Liverpool’s rapid population growth was one reason why it failed to house its population adequately and why it became so notorious for its slums. It was characterised as the ‘Black Spot on the Mersey’, a place whose effects on the health of its population could be disastrous. In the 1840s, for example, the death rate in Liverpool for children under one year of age was over twice the national average.

Another reason was the type of employment available. As a port, Liverpool created fortunes for a merchant class. The needs of shipping lead to large banking, insurance, warehousing and transport sectors but little in the way of manufacturing industries providing employment for a skilled and relatively well paid workforce. For the majority of Liverpool’s working classes, employment opportunities consisted of unskilled, often casual, labouring jobs which were poorly paid and subject to periods of unemployment. Such a working population could only afford low rents. As a report of 1867 showed that between 1841 and 1866 only very small proportion of the 40,661 houses built in Liverpool were under the value of £12 per annum. The result was obvious. The greater part of Liverpool’s working class had, for much of the 19th century, little choice but to live in overcrowded and extremely unhealthy housing of the court and cellar type.

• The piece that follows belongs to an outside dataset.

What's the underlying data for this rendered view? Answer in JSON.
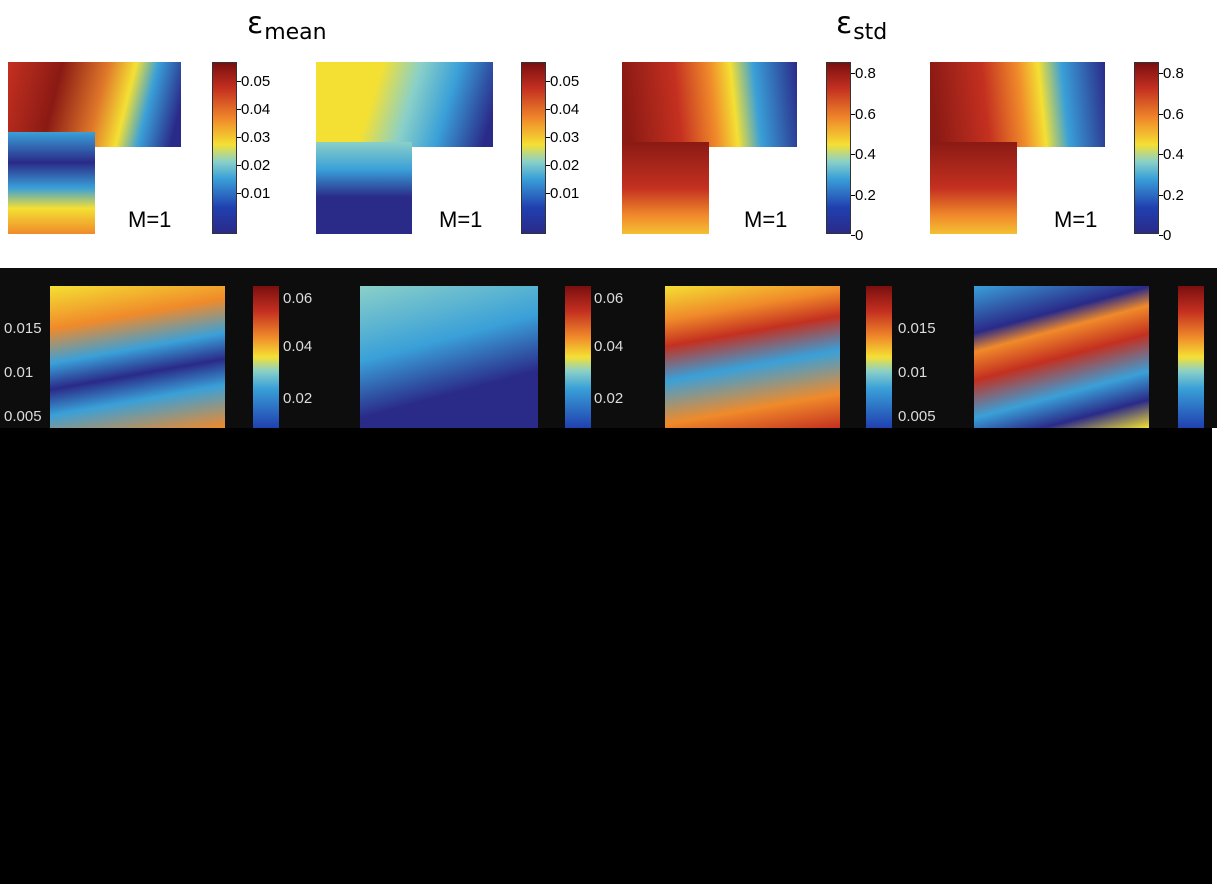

Another factor to exacerbate Liverpool’s housing problems was the cost and supply of building land. Much of the land needed for development was controlled by a small group of families. This group, which included the Lords Sefton, Derby and Salisbury, maintained a tight control on the release of land for development in order to maximise their income from rents. The result was further overcrowding. In Liverpool in the 1860s, the cheapest land cost 16/- (80p) per yard freehold whereas in Leeds land was available at between 2/6d 12.5p) and 5/- (25p). The result was that in Liverpool there was greater overcrowding in four or five floor tenement blocks.